16. monoclonal antibody according to claim 13 or fragment are preparing the purposes in being used to detect pDC reagent.

17. a kind of active ex vivo approach for being used to suppress plasmacytoid dendritic cells, it is included claim 1-4,6- Any one of 11 and 14 monoclonal antibody or fragment contacts with plasmacytoid dendritic cells, wherein the plasmacytoid dendritic is thin The activity of born of the same parents is IFN generation and/or cell survival.

18. the monoclonal antibody or fragment of any one of claim 1-4,6-11 and 14 are being prepared for suppressing Plasmacytoid Purposes in the active reagent of dendritic cells, wherein the activity of the plasmacytoid dendritic cells is IFN generation and/or thin Born of the same parents are survived.

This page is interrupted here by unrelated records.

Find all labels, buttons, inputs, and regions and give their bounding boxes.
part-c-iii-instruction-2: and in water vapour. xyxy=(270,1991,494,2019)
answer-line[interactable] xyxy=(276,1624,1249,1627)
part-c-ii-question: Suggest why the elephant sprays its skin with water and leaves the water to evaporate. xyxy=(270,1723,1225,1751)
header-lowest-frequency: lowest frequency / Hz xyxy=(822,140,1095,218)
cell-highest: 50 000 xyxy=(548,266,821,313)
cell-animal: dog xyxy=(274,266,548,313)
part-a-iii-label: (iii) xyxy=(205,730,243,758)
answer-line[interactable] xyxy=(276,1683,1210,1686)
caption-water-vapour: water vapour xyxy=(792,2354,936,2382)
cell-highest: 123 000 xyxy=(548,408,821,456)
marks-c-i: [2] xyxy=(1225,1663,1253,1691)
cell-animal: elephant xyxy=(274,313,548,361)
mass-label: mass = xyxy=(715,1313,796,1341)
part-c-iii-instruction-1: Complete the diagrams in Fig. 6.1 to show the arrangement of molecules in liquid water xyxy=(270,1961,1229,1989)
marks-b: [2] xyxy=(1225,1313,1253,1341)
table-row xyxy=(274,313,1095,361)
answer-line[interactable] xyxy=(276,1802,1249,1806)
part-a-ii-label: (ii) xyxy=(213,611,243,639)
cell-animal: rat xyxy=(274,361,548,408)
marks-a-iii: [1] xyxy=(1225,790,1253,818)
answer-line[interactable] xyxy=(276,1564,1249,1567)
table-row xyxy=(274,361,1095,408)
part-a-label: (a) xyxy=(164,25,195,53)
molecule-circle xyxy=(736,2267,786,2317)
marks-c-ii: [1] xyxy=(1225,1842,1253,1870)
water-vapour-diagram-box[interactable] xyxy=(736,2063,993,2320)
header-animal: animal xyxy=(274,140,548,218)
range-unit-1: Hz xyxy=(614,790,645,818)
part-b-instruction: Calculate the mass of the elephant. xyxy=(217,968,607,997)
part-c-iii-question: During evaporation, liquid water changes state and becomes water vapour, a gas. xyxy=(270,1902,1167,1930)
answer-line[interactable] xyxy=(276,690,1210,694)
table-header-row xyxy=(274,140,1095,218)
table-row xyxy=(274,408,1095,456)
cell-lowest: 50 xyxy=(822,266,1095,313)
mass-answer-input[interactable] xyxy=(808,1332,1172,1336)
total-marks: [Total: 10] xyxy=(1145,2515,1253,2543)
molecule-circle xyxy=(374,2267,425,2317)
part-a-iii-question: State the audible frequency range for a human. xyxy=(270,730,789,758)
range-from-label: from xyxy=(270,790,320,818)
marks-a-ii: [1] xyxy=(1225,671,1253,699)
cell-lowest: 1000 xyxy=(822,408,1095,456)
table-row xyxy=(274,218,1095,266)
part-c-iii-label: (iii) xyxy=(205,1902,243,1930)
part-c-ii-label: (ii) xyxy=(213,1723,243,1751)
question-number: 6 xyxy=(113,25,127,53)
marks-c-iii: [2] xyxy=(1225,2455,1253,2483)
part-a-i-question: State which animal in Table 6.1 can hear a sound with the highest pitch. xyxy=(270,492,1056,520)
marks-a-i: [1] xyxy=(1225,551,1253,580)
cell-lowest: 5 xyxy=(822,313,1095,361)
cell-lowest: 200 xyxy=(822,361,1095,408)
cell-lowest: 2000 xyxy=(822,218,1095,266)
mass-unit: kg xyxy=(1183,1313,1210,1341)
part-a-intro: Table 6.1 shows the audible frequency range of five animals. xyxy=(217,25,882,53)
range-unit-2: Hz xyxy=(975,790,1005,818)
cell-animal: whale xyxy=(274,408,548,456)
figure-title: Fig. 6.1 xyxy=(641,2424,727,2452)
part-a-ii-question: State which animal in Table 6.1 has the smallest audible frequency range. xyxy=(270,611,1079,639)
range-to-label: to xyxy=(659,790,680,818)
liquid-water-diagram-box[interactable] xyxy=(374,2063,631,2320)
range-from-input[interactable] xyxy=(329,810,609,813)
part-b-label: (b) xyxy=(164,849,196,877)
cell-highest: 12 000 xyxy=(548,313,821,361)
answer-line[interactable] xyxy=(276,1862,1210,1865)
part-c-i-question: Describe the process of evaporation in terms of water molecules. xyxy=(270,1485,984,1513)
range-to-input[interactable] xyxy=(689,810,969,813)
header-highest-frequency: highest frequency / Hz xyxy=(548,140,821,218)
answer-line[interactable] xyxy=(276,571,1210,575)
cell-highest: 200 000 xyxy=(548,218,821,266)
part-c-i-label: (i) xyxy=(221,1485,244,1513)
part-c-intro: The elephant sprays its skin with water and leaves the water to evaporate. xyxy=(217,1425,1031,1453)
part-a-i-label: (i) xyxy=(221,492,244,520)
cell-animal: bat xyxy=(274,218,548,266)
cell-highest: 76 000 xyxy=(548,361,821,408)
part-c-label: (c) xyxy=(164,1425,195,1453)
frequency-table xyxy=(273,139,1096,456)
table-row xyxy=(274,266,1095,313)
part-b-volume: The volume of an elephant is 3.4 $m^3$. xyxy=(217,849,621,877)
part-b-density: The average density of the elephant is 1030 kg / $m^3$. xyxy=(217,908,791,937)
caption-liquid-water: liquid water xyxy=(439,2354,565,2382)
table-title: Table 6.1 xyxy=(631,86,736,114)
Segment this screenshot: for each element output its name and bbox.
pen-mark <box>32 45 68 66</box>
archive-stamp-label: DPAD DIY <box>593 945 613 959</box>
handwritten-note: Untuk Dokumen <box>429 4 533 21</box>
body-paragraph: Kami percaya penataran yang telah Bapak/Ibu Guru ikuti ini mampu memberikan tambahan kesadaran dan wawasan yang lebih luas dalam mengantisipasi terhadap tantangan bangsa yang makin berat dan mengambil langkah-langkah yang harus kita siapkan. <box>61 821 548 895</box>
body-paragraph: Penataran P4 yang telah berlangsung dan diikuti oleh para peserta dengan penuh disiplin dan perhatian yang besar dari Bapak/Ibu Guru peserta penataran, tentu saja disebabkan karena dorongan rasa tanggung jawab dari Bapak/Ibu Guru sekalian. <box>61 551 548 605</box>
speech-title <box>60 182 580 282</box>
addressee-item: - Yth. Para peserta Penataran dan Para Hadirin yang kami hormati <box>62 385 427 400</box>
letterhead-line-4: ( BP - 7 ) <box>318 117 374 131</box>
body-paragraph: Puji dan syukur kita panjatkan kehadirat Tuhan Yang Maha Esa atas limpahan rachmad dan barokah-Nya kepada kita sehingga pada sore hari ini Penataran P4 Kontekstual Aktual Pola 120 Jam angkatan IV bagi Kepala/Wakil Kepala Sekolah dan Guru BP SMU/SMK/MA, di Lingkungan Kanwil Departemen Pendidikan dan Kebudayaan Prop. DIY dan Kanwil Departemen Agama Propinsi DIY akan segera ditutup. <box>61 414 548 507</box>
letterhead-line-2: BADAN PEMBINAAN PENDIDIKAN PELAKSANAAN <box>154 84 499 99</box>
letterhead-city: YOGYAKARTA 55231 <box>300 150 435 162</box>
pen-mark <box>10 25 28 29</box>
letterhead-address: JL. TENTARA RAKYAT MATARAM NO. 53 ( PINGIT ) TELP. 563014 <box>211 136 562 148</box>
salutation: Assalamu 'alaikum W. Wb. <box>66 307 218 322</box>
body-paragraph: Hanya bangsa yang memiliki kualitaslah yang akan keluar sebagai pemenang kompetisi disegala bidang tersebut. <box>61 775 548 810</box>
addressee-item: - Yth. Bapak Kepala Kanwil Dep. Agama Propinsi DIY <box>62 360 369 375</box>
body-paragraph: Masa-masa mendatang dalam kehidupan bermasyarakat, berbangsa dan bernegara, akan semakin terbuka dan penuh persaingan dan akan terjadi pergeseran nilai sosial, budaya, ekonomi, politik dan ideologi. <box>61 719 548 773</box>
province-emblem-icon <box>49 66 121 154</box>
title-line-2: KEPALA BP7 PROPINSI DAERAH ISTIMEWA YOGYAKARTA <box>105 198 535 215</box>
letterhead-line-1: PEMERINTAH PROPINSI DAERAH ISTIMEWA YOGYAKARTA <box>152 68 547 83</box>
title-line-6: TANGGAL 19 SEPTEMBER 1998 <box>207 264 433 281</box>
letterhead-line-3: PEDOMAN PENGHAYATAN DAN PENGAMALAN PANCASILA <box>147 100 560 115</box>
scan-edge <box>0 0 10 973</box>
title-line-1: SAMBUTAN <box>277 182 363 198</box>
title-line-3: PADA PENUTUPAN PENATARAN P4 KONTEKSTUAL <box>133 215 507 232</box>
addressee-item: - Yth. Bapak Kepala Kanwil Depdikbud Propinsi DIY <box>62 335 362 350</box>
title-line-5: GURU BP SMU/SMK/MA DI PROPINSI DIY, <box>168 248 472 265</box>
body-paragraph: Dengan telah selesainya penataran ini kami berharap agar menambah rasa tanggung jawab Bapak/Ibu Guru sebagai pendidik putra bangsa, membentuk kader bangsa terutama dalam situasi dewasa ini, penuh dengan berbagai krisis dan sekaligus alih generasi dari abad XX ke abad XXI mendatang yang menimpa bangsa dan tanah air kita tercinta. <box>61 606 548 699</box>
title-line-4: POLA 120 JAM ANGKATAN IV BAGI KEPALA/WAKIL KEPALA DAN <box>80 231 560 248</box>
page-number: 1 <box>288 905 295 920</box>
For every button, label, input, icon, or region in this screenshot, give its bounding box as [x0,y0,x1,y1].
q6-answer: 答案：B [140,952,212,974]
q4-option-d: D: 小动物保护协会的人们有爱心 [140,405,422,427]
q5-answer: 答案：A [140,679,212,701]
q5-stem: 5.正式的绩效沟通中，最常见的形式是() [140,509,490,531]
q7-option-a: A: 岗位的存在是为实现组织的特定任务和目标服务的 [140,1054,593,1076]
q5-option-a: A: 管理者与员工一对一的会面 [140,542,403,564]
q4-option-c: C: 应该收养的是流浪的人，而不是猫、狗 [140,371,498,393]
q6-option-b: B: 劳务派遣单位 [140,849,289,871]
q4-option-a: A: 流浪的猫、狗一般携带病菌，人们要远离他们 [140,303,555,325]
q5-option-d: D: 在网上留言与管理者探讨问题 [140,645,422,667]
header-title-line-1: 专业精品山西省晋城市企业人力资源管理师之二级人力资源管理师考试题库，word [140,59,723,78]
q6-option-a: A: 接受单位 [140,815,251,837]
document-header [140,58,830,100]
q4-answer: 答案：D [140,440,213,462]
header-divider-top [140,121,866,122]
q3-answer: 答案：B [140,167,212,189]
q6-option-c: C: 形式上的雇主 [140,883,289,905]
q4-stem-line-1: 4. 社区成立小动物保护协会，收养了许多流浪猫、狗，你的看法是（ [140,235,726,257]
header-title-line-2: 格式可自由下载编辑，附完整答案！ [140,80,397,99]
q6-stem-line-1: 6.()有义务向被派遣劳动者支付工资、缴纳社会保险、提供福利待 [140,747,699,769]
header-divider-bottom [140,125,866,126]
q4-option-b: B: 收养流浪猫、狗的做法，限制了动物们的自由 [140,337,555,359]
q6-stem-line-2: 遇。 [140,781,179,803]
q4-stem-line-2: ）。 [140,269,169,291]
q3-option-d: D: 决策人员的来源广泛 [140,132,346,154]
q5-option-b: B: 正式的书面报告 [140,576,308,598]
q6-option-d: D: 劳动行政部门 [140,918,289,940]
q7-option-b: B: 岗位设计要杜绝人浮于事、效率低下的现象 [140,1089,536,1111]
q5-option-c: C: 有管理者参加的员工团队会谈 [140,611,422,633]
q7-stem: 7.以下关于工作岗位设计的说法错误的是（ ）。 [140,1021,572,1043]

19. the monoclonal antibody or fragment of any one of claim 1-4,6-11 and 14 are being prepared by suppressing Plasmacytoid Purposes in the medicament that is active and treating disease of dendritic cells, wherein the activity of the plasmacytoid dendritic cells is IFN Generation and/or cell survival.

20. the monoclonal antibody or fragment of any one of claim 1-4,6-11 and 14 are being prepared for treating autoimmunity Purposes in the medicament of disease.